Message  Admin le Lun 22 Oct - 14:13

la première partie du cours concernait la recherche documentaire
que j'ai posté dans la section questions/hors-sujet du forum

voici le cours de cette fameuse journée de galère !


jeudi 18 octobre 2007


Approche des textes du corpus
-Quel contenu ?
-Quelle classification ?
-Quelle poétique ?
-Quelle évolution historique ?


1. Il existe un plus petit dénominateur commun entre les textes : au point de vue de l’intrigue dans l’enchaînement de l’action : il faut qu’un personnage soit face à Homère dans le même espace-temps.
mais il n’est pas son contemporain.

Le personnage se trouve à Homère : la motivation quand elle existe c’est bien souvent un récit de trajet : soit qu’il s’agisse de raconter la descente que raconte Homère : une évocation : on fait venir Homère.
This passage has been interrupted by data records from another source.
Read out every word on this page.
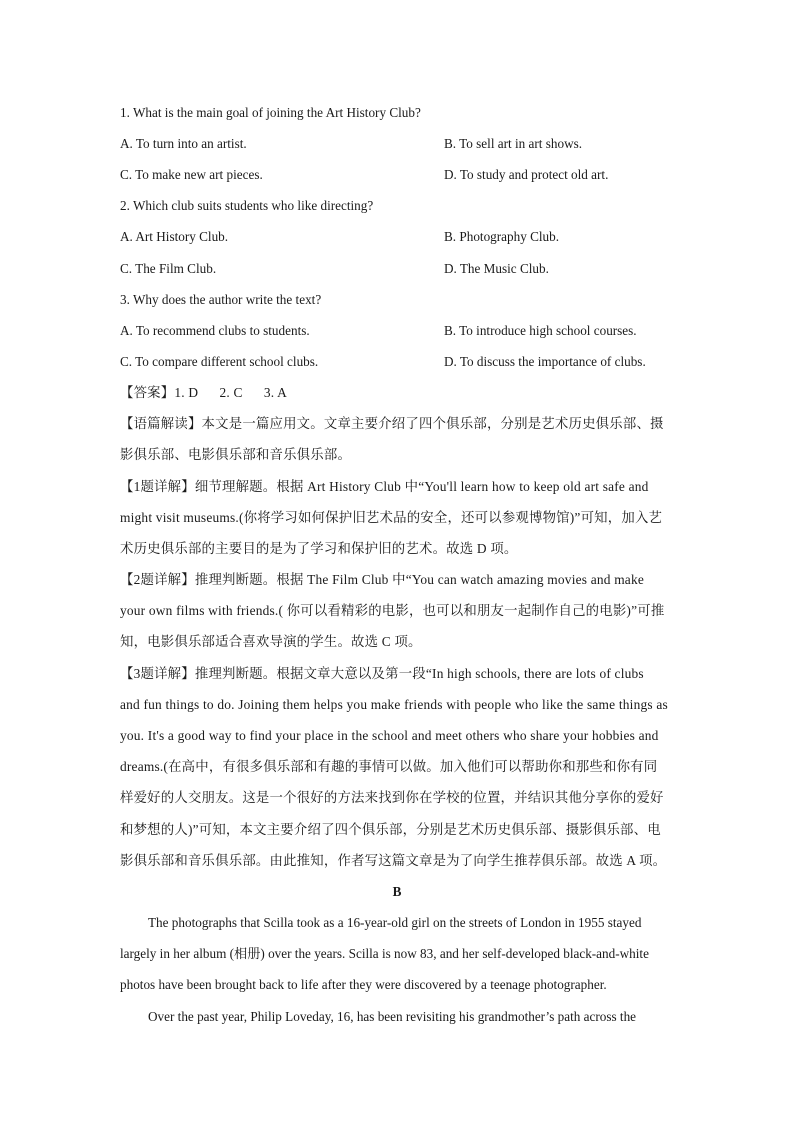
1. What is the main goal of joining the Art History Club?
A. To turn into an artist.	B. To sell art in art shows.
C. To make new art pieces.	D. To study and protect old art.
2. Which club suits students who like directing?
A. Art History Club.	B. Photography Club.
C. The Film Club.	D. The Music Club.
3. Why does the author write the text?
A. To recommend clubs to students.	B. To introduce high school courses.
C. To compare different school clubs.	D. To discuss the importance of clubs.
【答案】1. D      2. C      3. A
【语篇解读】本文是一篇应用文。文章主要介绍了四个俱乐部，分别是艺术历史俱乐部、摄
影俱乐部、电影俱乐部和音乐俱乐部。
【1题详解】细节理解题。根据 Art History Club 中“You'll learn how to keep old art safe and
might visit museums.(你将学习如何保护旧艺术品的安全，还可以参观博物馆)”可知，加入艺
术历史俱乐部的主要目的是为了学习和保护旧的艺术。故选 D 项。
【2题详解】推理判断题。根据 The Film Club 中“You can watch amazing movies and make
your own films with friends.( 你可以看精彩的电影，也可以和朋友一起制作自己的电影)”可推
知，电影俱乐部适合喜欢导演的学生。故选 C 项。
【3题详解】推理判断题。根据文章大意以及第一段“In high schools, there are lots of clubs
and fun things to do. Joining them helps you make friends with people who like the same things as
you. It's a good way to find your place in the school and meet others who share your hobbies and
dreams.(在高中，有很多俱乐部和有趣的事情可以做。加入他们可以帮助你和那些和你有同
样爱好的人交朋友。这是一个很好的方法来找到你在学校的位置，并结识其他分享你的爱好
和梦想的人)”可知，本文主要介绍了四个俱乐部，分别是艺术历史俱乐部、摄影俱乐部、电
影俱乐部和音乐俱乐部。由此推知，作者写这篇文章是为了向学生推荐俱乐部。故选 A 项。
B
The photographs that Scilla took as a 16-year-old girl on the streets of London in 1955 stayed
largely in her album (相册) over the years. Scilla is now 83, and her self-developed black-and-white
photos have been brought back to life after they were discovered by a teenage photographer.
Over the past year, Philip Loveday, 16, has been revisiting his grandmother’s path across the
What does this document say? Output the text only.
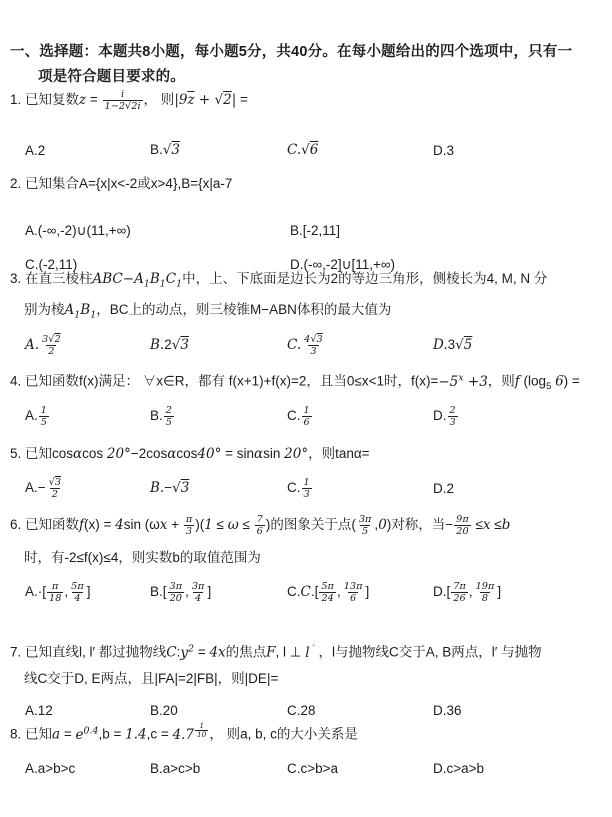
一、选择题：本题共8小题，每小题5分，共40分。在每小题给出的四个选项中，只有一
项是符合题目要求的。
1. 已知复数$z = \frac{i}{1-2√2i}$ ， 则$|9\overline{z} + √2|$ =
A.2	B.√3	C.√6	D.3
2. 已知集合A={x|x<-2或x>4},B={x|a-7
A.(-∞,-2)∪(11,+∞)	B.[-2,11]
C.(-2,11)	D.(-∞,-2]∪[11,+∞)
3. 在直三棱柱$ABC-A_1B_1C_1$中，上、下底面是边长为2的等边三角形，侧棱长为4, M, N 分
别为棱$A_1B_1$，BC上的动点，则三棱锥M−ABN体积的最大值为
A. $\frac{3√2}{2}$	B.2√3	C. $\frac{4√3}{3}$	D.3√5
4. 已知函数f(x)满足： ∀x∈R，都有 f(x+1)+f(x)=2，且当0≤x<1时，$f(x)=-5^x +3$，则f ($\log_5$ 6) =
A. $\frac{1}{5}$	B. $\frac{2}{5}$	C. $\frac{1}{6}$	D. $\frac{2}{3}$
5. 已知cosαcos 20°−2cosαcos40° = sinαsin 20°，则tanα=
$A.- \frac{√3}{2}$	B.−√3	C. $\frac{1}{3}$	D.2
6. 已知函数f(x) = 4sin $(\omega x + \frac{\pi}{3} )(1 \le \omega \le \frac{7}{6}$ )的图象关于点( $\frac{3\pi}{5} ,0$)对称，当− $\frac{9\pi}{20} \le x \le b$
时，有-2≤f(x)≤4，则实数b的取值范围为
$A.\cdot[ \frac{\pi}{18}$ , $\frac{5\pi}{4}$ ]	$B.[ \frac{3\pi}{20}$ , $\frac{3\pi}{4}$ ]	$C.C.[ \frac{5\pi}{24}$ , $\frac{13\pi}{6}$ ]	$D.[ \frac{7\pi}{26}$ , $\frac{19\pi}{8}$ ]
7. 已知直线l, l′ 都过抛物线$C:y^2 = 4x$的焦点F, l ⊥ l ′ ，l与抛物线C交于A, B两点，l′ 与抛物
线C交于D, E两点，且|FA|=2|FB|，则|DE|=
A.12	B.20	C.28	D.36
8. 已知$a = e^{0.4},b = 1.4,c = 4.7$ $^{\frac{1}{10}}$ ， 则a, b, c的大小关系是
A.a>b>c	B.a>c>b	C.c>b>a	D.c>a>b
Parfois l’ombre d’Homère arrive sans être appelée.

Un même type d’action : un dialogue.
Homère n’a jamais l’initiative du dialogue : c’est plus le pt de vue du lecteur qui est représenté : il a besoin de savoir.
Homère ne peut que répondre à cette évocation.

Un imaginaire : la manière dont on va donner une image, inventée, de cette être dont on ne sait rien : ces rencontres sont l’occasion de donner un corps à Homère : on est frappé par la relativement faible exploitation de cette possibilité : il est vieux, aveugle : représentation stéréotypée d’Homère dans la rep. occidentale
(image homère sur google) : vieux, barbe, aveugle.
Ce stéréotype a une fonction allégorique : on sait que ces traits ne sont pas réalistes mais ont une signification.
Aveugle : initiation à des vérités supérieures, // Tirésias.
Ses cheveux bien coiffés : au Cosmos, harmonie de sa poésie
des rides qui indiquent la concentration
la barbe : expérience et sagesse.

c’est pq on va être d’autant plus sensible à toute infraction à cette représentation.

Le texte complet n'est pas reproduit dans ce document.